Finished We 5/8/24
This is one of my ancient paperbacks that I'd never read. It was a little difficult to follow, but great ideas and concepts.
From GoodReads:
"The 1990s. Euthanasia and quarantines for AIDS have become the norm. But can even this world sanction a substance that "improves" people's behavior and so reduces crime, unemployment and teen pregnancy? A riveting bestseller by the author of The Moviegoer."

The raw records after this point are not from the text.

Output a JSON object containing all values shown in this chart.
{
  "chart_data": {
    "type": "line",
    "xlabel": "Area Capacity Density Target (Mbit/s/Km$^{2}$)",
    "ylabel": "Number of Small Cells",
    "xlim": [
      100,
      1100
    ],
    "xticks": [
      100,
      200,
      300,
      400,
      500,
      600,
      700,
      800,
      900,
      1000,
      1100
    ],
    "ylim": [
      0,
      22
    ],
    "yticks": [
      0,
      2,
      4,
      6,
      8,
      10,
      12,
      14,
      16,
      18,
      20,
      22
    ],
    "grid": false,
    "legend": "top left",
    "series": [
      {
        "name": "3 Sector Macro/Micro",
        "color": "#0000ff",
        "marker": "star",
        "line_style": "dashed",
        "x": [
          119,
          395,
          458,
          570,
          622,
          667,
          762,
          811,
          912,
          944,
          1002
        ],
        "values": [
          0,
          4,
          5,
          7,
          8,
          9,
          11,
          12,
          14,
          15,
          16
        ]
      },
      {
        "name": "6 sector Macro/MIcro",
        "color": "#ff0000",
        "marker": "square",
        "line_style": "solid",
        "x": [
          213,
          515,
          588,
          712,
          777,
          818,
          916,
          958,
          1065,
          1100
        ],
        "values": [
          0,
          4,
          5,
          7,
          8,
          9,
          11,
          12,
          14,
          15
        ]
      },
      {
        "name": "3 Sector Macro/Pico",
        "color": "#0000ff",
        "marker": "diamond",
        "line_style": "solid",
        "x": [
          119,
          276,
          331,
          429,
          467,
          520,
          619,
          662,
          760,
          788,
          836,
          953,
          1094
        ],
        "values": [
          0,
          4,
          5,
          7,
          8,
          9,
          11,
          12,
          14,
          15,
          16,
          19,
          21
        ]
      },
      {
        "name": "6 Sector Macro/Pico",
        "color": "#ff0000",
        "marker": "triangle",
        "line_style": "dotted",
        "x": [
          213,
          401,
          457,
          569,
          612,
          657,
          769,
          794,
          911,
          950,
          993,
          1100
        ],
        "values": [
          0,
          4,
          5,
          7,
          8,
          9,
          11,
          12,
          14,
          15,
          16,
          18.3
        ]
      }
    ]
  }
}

"Dr. Thomas More, Feliciana Parish psychiatrist, bad Catholic, boozy and allergic, makes a return in Percy's quasi-sequel to Love in the Ruins (1971)—and though the apocalypse seems just as certain now as it did then, things in this near-future seem somewhat calmer than were the earlier book's race wars. Euthanasia (both of helpless children and helpless oldsters) is general, AIDS and Alzheimer's patients are quarantined, and Dr. More himself has spent some time in Federal prison in Alabama for selling amphetamines to long-haul truckers (Percy's not one to put too glamorous a sheen on his heroes). But out on parole now, More notices odd findings in some of the few patients he has left, as well as in other people (including wife Ellen). They seem increasingly affectless, mindlessly well-balanced, given to specific information but not abstraction—and, weirdest of all, they are exhibiting primate-like behavior: public grooming, rear sexual presentation by females, etc. What's going on, it turns out, is a little bit of rogue socio-medical engineering by a bunch of local research doctors who are feeding heavy sodium ions into the drinking water of selected Feliciana Parish populations, and achieving spectacular results: no crime, no rape, no unemployment, no existential terrors, no alcoholism—at the price, however, of turning these people into monkeyish robots. And More—of the old school, someone who appreciates the up as well as down side of a good spiritual malaise—tracks down this Nazi-like experiment and endeavors to do something about stopping it. Percy has it all at his fingertips—the lovely character details, the ambiguous heroism of More, the fond eroticism—but maybe a little too much so: the thriller-like core of the book, tracking down and closing up the heavy-sodium project, has twice the this-and-then-that procedure it needs, half the novelistic shading; you get a sense of Percy bespelled by his own facility at writing low-brow in a high-brow framework. And like later Waugh, the comedy relies on types rather than on individual rascals (the exception is the wonderfully venal chief of the heavy-sodium doctors, Bob Comeaux). Love in the Ruins held together better, but a continuation of that book's specifically moral and at the same time antic lope is no bad thing at all; Percy fans will find it very agreeable, despite the thinness."